Возвращаясь домой вечером того дня, когда они с Петром Ивановичем обнаружили, что Лаврентий Никанорович надругательным образом был отправлен к праотцам ускользнувшим от них злодеем, Настасья Павловна нежданно осознала, что мысли ее самым возмутительным образом заняты боле личностью господина лейб-квора, чем порученным ей делом.
Конечно, Петр Иванович Шульц обладал внешностью наверняка для многим дам притягательной, но было и что-то еще в этом мужчине, что делало агента дядюшки личностью довольно незаурядной. Об этом могло свидетельствовать одно лишь то, что Настасья против собственной воли испытывала к нему неподобающий интерес, чего с ней, признаться, никогда ранее не случалось.

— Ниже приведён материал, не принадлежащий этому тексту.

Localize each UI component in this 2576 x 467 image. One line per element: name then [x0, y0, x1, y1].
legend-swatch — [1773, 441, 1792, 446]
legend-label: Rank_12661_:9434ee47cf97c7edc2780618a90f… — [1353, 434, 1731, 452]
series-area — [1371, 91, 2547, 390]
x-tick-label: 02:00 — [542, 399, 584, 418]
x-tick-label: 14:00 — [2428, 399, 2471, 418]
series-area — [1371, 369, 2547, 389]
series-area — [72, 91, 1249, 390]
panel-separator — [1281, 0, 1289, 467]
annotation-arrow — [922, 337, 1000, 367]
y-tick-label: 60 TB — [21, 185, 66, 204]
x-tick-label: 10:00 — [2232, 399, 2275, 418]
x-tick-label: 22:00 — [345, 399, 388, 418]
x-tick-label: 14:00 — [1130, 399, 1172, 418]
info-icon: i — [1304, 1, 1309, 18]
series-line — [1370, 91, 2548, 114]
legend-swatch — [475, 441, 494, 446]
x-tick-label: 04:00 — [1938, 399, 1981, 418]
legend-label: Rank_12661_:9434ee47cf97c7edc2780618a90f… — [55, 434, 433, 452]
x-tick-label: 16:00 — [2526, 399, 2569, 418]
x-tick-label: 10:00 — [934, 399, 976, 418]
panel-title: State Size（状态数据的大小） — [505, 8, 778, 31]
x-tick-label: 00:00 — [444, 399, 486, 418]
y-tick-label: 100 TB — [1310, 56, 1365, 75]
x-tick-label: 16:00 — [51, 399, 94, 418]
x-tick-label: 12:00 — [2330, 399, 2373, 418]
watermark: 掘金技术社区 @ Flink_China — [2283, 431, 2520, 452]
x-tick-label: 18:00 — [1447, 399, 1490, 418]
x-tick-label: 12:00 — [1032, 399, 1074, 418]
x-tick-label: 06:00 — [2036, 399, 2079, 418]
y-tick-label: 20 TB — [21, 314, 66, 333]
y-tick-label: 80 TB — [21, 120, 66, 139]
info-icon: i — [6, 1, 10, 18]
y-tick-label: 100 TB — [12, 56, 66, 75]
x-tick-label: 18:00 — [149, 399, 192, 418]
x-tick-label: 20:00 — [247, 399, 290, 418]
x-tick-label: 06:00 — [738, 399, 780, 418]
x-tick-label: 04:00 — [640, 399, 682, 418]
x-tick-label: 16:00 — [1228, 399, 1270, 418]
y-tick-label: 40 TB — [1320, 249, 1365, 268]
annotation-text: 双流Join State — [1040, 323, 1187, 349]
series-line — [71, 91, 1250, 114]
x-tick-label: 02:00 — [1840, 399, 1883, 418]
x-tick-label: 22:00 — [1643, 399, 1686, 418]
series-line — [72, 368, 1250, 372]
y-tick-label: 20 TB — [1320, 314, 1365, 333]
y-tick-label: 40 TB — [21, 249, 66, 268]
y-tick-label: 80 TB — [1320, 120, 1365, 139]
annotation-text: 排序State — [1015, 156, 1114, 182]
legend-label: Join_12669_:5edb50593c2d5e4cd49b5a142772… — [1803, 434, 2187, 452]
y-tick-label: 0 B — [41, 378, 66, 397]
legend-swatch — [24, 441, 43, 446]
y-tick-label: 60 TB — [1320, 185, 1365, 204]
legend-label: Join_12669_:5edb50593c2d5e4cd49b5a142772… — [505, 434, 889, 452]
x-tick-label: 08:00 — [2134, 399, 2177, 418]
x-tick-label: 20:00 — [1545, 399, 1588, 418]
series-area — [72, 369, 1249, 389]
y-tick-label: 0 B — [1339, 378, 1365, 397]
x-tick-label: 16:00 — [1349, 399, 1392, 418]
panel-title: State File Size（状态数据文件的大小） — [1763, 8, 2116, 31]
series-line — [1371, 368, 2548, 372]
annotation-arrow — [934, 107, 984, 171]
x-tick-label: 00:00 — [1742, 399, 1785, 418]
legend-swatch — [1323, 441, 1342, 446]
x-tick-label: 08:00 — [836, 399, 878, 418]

Выданная замуж за Алексея Михайловича Оболенского в девятнадцать лет, свою недолгую семейную жизнь Настасья Павловна провела в мире и согласии с супругом, но при полном отсутствии нежных чувств с обеих сторон. Оболенский, являясь любимцем Александра II, которого весьма забавляли различные изобретения Алексея Михайловича, Галицкими был сочтен за партию весьма блистательную и выгодную. Но, как выяснилось вскоре после венчания, Оболенскому жена была без особой надобности, и в браке этом он искал в ней скорее ассистентку, способную помочь ему в его безумных опытах, нежели любящую и преданную супругу. Настасья старалась выполнять волю мужа, как могла, но им обоим довольно быстро стало ясно, что ни на что иное, кроме как подавать Алексею Михайловичу инструменты, она не годится. И даже при этих несложных обязанностях она нередко ухитрялась путать меж собою его отвёртки, шестерёнки и прочие детали неясного назначения.